Recent developments in acoustic scene analysis demonstrate how the implementation of acoustic feature sets derived from CNNs, along with the use of dimensionality reduction, can improve our ability to understand ecoacoustics datasets while providing a common ground for analysing recordings collected across multiple environments and temporal scales (Clink & Klinck, 2020; Mishachandar & Vairamuthu, 2021; Sethi et al., 2020). Our study explores the application of acoustic scene analysis to two sets of PAM recordings containing marine mammal vocalizations (Fig 1).
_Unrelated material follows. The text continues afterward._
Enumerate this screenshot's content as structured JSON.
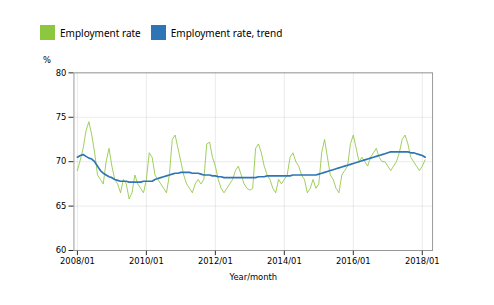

The first dataset, the Watkins Marine Mammal Sound Database (Woods Hole Oceanographic Institution and the New Bedford Whaling Museum; WMD hereafter), allowed us to test if acoustic features can be used for classifying marine mammal vocalizations according to multiple levels of taxonomic organization. The second dataset, which consisted of approximately 72 hours of recordings collected by Fisheries and Oceans Canada at two different locations within Placentia Bay (Newfoundland, Canada; PBD hereafter), allowed us to test if the acoustic features can be used to identify different sound sources, namely ships, seismic airguns, and humpback whales (Megaptera novaengliae ).